To reflect the changes of the council’s operating model there had been amendments to sections D and E. In addition there had been minor amendments to other areas of the Code.

The updated Code showed that overall the council continued to comply with the principles outlined in the CIPFA/SOLACE Framework. The effectiveness of these arrangements would be reported in the Annual Governance Statement.

The Director responded to members’ questions on aspects of her report.

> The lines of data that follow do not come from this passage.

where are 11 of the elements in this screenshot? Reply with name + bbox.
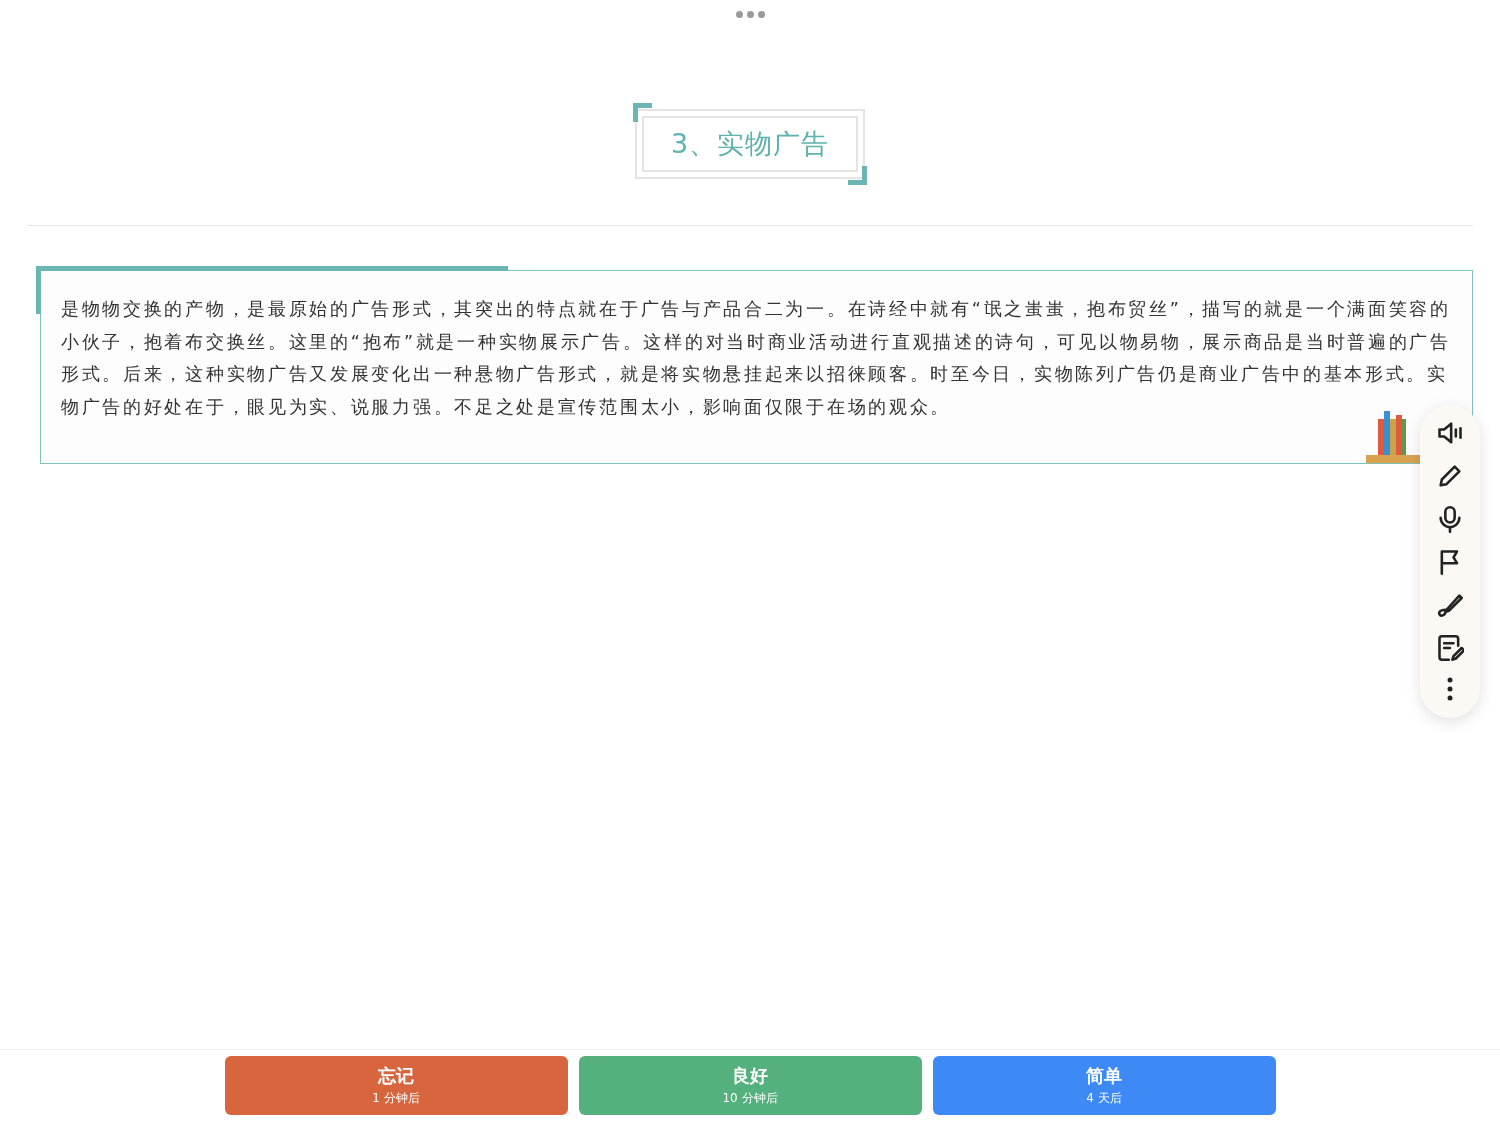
- answer-button[interactable]: 简单 4 天后: [932, 1056, 1276, 1115]
- paragraph-text: 是物物交换的产物，是最原始的广告形式，其突出的特点就在于广告与产品合二为一。在诗经中就有“氓之蚩蚩，抱布贸丝”，描写的就是一个满面笑容的小伙子，抱着布交换丝。这里的“抱布”就是一种实物展示广告。这样的对当时商业活动进行直观描述的诗句，可见以物易物，展示商品是当时普遍的广告形式。后来，这种实物广告又发展变化出一种悬物广告形式，就是将实物悬挂起来以招徕顾客。时至今日，实物陈列广告仍是商业广告中的基本形式。实物广告的好处在于，眼见为实、说服力强。不足之处是宣传范围太小，影响面仅限于在场的观众。: [61, 298, 1452, 419]
- section-title: 3、实物广告: [641, 116, 859, 172]
- bookshelf-icon: [1366, 411, 1422, 465]
- note-edit-icon[interactable]: [1436, 634, 1464, 662]
- pencil-icon[interactable]: [1436, 462, 1464, 490]
- pen-scribble-icon[interactable]: [1436, 591, 1464, 619]
- more-dots-icon[interactable]: [735, 11, 765, 18]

Resolved – That the updated Code of Corporate Governance be approved.

533 (18)   RISK MANAGEMENT PROGRESS REPORT – The Director: Governance and Partnerships submitted a report that informed members of the key issues arising from risk management work.

The committee heard that regular reporting on risk management issues was an important source of assurance for members to enable them to fulfil their role and to provide supporting evidence for the annual approval of the Governance Statement.

The report provided a comprehensive update of the initiatives and developments that were in place to manage risk. The council’s Risk Roundup magazine was attached to the report as an appendix.

The Director and council officers responded to members’ questions on aspects of the report.

Resolved – That following consideration of the report and appendix, and discussion of their content, the Risk Management Progress Report provided adequate assurance in respect of the council’s risk management arrangements.